Last week, Rhythm Foundation introduced Stephanie Ansin, Founder and Artistic Director of the Miami Theater Center and recent MNT Mastermind Award Winner. After two years of preparation and hard work, this weekend marked the world premier of Ansin’s original play “Everybody Drinks The Same Water,” perhaps her most ambitious project yet.
Set in Córdoba, Spain in the 800s, the fictional Medieval murder mystery, is set during a very real period in history when Christians, Muslims and Jews coexisted in one of the world’s most advanced cities, creating advancements in philosophy, art and science. Ansin wanted to pick a moment of instability and tension within that time, setting the play just after the Christian King Fernando III of Castile and León took control of the city, ending 500 years of Muslim rule. The play revolves around the water supply flowing from the city’s Roman-built aqueducts. Shortly after entering the castle, the new ruler drinks a glass of water and becomes violently ill. His family accuses the Muslim community of attempting to assassinate him, but soon realize that Muslims, Jews and other Christians are getting sick as well. The entire public water supply has been poisoned and anyone who drinks the water becomes deathly ill.

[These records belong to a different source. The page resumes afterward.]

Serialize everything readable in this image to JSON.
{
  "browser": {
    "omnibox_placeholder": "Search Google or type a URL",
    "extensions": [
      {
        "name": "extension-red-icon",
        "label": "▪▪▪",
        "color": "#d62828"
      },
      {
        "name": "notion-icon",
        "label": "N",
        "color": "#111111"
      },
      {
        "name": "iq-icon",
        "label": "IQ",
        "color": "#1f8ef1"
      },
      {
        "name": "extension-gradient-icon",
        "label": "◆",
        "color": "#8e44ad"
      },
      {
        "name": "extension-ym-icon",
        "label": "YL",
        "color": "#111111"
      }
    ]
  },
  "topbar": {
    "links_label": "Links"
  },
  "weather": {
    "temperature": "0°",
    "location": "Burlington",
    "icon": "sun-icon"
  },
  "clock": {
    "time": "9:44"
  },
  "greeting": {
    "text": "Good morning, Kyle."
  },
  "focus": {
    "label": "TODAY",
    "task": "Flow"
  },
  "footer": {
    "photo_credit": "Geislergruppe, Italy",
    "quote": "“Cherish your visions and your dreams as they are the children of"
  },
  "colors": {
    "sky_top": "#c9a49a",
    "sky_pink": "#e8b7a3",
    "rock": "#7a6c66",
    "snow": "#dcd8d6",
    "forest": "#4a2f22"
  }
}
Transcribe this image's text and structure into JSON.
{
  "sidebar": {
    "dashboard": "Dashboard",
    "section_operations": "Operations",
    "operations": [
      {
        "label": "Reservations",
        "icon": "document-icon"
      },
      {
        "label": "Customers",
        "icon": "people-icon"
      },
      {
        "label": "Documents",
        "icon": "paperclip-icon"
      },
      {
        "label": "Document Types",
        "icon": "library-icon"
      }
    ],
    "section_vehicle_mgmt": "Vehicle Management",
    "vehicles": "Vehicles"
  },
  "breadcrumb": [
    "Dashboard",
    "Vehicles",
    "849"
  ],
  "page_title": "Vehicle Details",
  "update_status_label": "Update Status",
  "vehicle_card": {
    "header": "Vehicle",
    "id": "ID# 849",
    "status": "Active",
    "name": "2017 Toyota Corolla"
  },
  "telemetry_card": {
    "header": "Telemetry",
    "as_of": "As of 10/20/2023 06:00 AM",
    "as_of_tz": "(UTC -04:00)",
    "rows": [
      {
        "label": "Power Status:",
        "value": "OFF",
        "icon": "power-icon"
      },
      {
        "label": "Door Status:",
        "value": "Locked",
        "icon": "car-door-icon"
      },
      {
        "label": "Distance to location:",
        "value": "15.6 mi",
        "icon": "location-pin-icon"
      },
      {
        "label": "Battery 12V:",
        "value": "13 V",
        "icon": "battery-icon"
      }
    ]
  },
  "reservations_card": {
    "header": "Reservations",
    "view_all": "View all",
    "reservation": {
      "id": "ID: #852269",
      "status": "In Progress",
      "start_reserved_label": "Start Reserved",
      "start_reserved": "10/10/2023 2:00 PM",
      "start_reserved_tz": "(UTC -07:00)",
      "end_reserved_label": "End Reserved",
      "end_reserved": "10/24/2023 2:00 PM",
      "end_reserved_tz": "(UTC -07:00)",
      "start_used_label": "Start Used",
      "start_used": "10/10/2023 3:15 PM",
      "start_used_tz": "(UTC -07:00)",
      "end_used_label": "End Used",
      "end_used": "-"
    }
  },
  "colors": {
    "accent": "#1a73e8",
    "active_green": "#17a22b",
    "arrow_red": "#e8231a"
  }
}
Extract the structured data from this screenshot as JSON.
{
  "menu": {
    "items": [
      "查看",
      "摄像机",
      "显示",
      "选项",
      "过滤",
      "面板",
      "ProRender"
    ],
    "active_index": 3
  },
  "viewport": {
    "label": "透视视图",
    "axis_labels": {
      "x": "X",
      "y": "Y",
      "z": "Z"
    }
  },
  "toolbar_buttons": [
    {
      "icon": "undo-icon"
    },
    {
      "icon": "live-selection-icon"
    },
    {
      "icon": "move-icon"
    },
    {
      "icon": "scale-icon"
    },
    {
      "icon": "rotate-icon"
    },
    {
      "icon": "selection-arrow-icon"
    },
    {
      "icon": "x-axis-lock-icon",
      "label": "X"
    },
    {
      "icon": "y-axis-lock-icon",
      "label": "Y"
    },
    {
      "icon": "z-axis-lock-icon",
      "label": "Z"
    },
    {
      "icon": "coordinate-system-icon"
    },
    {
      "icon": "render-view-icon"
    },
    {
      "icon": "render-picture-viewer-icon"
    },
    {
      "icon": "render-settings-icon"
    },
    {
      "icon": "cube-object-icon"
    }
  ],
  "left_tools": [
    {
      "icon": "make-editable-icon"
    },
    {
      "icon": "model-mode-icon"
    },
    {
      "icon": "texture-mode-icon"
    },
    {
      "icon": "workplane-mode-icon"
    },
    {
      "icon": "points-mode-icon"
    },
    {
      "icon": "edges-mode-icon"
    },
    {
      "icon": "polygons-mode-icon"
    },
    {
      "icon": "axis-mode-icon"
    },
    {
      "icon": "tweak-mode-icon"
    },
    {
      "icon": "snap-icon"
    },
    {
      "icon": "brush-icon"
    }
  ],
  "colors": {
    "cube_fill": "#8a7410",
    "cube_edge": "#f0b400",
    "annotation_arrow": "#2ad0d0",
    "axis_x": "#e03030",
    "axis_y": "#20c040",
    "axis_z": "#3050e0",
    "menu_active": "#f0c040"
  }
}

Ansin was interested in the boundaries of tolerance and “set the play at a time of stress. There’s this new ruler, and he’s just been poisoned. So people needed to look for a scapegoat.” She wanted to imagine what would happen in that tension and raises the question how could we find a solution by working together. Instead of pointing fingers at opposing groups, three teenagers of the three different religious backgrounds, the Christian prince, a Jewish midwife and a Muslim girl join forces to solve the mystery.
In preparation for the production, Ansin and Fernando Calzadailla, Co-Writer and Designer, traveled to Córdoba for inspiration and took the actors on field trips to a synagogue, a mosque and a Catholic church. One of the actors said that the first day of rehearsal was like a history lesson; there was even a wall filled with maps and dates and pictures of aqueducts. Calzadilla who designed the set, did the lighting and designed the costumes, said he tried to be historically accurate with the silhouette of the costumes, but not in terms of color, taking more inspiration from Alexander McQueen and the last Dolce & Gabbana season for the Queen’s costume. And like other Miami Theater Center productions, the script and acting is matched by the inspired set design, music and choreography of the production team.
“It’s definitely political. It’s emotional. It’s about looking inside yourself to see how you really are when circumstances are tense” says Ansin.
To find out who poisoned the water, see “Everybody Drinks The Same Water” through June 1st at Miami Theater Center in Miami Shores.